Lansdowne CDP, Maryland – Racial and ethnic composition Note: the US Census treats Hispanic/Latino as an ethnic category. This table excludes Latinos from the racial categories and assigns them to a separate category. Hispanics/Latinos may be of any race.
| Race / Ethnicity (NH = Non-Hispanic) | Pop 2010 | Pop 2020 | % 2010 | % 2020 |
|---|---|---|---|---|
| White alone (NH) | 5,340 | 4,094 | 63.50% | 45.47% |
| Black or African American alone (NH) | 2,004 | 2,098 | 23.83% | 23.30% |
| Native American or Alaska Native alone (NH) | 17 | 20 | 0.20% | 0.22% |
| Asian alone (NH) | 174 | 373 | 2.07% | 4.14% |
| Native Hawaiian or Pacific Islander alone (NH) | 0 | 4 | 0.00% | 0.04% |
| Other race alone (NH) | 6 | 69 | 0.07% | 0.77% |
| Mixed race or Multiracial (NH) | 218 | 476 | 2.59% | 5.29% |
| Hispanic or Latino (any race) | 650 | 1,870 | 7.73% | 20.77% |
| Total | 8,409 | 9,004 | 100.00% | 100.00% |

===2020 census===
As of the 2020 census, Lansdowne had a population of 9,004. The median age was 32.7 years. 29.0% of residents were under the age of 18 and 10.8% of residents were 65 years of age or older. For every 100 females there were 92.6 males, and for every 100 females age 18 and over there were 88.5 males age 18 and over.

100.0% of residents lived in urban areas, while 0.0% lived in rural areas.

There were 3,131 households in Lansdowne, of which 41.4% had children under the age of 18 living in them. Of all households, 35.1% were married-couple households, 17.9% were households with a male householder and no spouse or partner present, and 36.5% were households with a female householder and no spouse or partner present. About 25.2% of all households were made up of individuals and 9.7% had someone living alone who was 65 years of age or older.

There were 3,350 housing units, of which 6.5% were vacant. The homeowner vacancy rate was 2.4% and the rental vacancy rate was 7.0%.

===2010 census===
As of the 2010 census, there were 8,409 people, 3,057 households, and 2,132 families residing in the CDP. The population density was 3,513 PD/sqmi. There were 3,255 housing units, at an average density of 1,415.2 /sqmi. The racial makeup of the CDP was 67.0% White, 23.9% African American, 0.2% Native American, 2.1% Asian, 0.0% Pacific Islander, 3.7 some other race, and 3.0% from two or more races. Hispanic or Latino of any race were 7.7% of the population.

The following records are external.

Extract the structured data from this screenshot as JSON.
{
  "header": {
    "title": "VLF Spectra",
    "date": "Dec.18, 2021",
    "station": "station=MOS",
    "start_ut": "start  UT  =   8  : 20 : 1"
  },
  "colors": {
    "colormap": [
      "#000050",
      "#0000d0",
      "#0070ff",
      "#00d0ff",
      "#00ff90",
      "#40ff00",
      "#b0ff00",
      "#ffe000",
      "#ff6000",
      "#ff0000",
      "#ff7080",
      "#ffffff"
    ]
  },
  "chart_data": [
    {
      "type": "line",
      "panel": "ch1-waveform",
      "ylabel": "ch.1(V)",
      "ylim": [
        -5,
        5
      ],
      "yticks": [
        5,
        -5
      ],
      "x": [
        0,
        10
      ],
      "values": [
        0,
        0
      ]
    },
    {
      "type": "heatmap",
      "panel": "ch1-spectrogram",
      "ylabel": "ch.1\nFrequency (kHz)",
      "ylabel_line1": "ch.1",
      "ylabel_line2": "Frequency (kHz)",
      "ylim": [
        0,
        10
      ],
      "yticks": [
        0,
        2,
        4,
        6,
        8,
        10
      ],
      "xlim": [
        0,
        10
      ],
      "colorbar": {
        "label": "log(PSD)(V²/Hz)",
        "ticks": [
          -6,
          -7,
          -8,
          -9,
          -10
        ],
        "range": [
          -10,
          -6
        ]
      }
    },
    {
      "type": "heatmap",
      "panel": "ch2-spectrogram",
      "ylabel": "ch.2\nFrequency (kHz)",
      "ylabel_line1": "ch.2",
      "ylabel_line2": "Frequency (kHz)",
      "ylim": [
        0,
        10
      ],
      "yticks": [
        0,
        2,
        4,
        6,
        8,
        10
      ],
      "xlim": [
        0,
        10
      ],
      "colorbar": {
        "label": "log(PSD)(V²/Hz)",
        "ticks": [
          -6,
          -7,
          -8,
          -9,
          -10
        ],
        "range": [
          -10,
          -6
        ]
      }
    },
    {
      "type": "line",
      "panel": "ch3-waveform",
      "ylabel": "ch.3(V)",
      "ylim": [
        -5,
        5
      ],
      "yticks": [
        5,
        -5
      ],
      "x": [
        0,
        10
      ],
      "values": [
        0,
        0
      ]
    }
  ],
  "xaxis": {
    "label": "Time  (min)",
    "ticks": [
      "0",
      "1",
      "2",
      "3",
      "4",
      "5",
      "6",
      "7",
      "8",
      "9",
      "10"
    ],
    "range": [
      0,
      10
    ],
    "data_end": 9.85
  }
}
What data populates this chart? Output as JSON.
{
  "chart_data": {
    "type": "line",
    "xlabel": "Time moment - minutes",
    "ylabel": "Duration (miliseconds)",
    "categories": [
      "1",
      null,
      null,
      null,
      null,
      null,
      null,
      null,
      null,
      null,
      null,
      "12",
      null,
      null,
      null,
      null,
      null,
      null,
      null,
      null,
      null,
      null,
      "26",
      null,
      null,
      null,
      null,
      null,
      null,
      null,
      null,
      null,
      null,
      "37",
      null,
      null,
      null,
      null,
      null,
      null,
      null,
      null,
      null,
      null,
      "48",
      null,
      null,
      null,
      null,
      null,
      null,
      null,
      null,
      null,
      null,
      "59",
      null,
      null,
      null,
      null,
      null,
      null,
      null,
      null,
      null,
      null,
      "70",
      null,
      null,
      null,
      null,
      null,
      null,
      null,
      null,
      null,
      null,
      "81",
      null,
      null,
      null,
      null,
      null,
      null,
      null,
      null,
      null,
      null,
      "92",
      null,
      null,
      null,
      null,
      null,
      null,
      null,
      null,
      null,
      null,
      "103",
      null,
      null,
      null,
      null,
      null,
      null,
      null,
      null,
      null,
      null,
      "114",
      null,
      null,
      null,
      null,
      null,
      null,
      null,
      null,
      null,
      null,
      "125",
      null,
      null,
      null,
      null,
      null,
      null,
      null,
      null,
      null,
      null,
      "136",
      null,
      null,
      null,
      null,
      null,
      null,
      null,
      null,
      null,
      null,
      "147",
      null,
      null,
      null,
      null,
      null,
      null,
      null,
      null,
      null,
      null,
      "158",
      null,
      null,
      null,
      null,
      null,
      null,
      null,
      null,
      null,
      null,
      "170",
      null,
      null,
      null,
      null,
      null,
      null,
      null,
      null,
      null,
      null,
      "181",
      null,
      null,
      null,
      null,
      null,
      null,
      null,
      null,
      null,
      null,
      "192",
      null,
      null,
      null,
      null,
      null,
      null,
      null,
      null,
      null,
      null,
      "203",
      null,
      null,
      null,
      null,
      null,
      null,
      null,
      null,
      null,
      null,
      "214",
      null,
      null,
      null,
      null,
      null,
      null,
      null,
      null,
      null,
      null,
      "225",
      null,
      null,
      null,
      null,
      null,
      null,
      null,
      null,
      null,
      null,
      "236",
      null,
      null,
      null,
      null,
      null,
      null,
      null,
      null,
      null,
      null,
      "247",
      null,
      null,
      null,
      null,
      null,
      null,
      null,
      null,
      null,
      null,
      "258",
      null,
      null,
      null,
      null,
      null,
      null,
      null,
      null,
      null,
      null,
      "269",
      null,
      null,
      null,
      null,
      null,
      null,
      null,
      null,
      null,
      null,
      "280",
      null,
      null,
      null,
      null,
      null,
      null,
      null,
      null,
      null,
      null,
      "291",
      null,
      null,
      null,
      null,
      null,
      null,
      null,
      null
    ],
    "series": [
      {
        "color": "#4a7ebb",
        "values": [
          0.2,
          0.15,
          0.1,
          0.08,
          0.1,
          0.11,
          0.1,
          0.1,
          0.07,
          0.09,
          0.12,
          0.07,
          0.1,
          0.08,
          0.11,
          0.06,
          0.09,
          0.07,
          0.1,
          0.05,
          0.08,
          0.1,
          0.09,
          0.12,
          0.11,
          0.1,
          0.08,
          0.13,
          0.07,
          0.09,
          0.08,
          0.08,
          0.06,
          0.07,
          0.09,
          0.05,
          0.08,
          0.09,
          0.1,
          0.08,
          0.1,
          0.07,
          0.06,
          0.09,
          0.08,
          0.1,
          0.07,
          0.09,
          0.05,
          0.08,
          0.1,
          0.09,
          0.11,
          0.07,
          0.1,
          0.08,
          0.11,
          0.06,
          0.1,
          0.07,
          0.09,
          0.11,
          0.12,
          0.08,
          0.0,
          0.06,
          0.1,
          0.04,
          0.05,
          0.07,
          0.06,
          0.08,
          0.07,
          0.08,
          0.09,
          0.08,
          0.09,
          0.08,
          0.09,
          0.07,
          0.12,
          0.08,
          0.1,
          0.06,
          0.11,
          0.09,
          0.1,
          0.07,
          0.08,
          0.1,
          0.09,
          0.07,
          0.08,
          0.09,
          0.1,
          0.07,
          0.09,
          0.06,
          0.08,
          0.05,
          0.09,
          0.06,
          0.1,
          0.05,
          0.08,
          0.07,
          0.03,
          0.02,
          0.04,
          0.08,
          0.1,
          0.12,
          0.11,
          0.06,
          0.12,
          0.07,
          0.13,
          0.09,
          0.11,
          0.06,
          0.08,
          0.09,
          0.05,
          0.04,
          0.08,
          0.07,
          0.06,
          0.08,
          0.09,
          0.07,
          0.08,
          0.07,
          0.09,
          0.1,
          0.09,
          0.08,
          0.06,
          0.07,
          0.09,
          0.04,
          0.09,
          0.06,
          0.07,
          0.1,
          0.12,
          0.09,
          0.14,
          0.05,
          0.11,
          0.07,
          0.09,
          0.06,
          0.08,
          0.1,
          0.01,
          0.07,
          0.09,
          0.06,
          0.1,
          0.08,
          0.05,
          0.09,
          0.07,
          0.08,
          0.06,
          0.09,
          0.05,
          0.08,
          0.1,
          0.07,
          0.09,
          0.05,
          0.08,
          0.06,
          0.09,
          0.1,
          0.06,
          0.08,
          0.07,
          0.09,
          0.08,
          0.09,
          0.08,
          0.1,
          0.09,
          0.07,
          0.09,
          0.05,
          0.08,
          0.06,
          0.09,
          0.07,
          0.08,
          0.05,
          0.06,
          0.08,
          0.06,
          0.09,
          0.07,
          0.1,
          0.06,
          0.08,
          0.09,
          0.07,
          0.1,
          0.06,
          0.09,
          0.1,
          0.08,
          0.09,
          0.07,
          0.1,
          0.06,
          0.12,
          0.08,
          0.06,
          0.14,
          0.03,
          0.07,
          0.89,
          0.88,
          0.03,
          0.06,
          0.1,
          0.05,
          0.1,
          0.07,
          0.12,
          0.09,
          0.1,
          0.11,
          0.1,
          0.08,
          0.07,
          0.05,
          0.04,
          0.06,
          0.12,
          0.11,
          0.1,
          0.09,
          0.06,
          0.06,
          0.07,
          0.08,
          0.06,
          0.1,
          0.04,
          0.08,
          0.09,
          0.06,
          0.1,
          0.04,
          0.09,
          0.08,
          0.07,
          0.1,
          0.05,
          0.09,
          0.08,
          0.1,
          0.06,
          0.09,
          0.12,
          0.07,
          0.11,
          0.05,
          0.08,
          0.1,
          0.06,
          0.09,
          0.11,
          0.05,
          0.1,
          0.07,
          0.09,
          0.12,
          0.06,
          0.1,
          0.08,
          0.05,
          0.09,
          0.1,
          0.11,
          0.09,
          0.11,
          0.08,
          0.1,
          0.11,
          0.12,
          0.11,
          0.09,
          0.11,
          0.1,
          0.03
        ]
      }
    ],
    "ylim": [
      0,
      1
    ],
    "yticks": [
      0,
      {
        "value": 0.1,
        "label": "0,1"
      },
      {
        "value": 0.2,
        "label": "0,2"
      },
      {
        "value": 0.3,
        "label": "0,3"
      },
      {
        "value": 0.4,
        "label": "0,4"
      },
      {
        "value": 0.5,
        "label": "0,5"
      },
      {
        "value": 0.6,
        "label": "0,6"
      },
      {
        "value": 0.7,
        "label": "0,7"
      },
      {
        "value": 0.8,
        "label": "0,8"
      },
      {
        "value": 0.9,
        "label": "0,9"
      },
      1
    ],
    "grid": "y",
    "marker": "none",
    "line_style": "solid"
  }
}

There were 3,057 households, out of which 35.0% had children under the age of 18 living with them, 34.1% were headed by married couples living together, 28.3% had a female householder with no husband present, and 30.3% were non-families. 23.6% of all households were made up of individuals, and 10.1% had someone living alone who was 65 years of age or older. The average household size was 2.75, and the average family size was 3.21.

In the CDP, the population was spread out, with 28.6% under the age of 18, 10.9% from 18 to 24, 27.7% from 25 to 44, 21.9% from 45 to 64, and 11.0% who were 65 years of age or older. The median age was 30.8 years. For every 100 females, there were 87.3 males. For every 100 females age 18 and over, there were 82.4 males.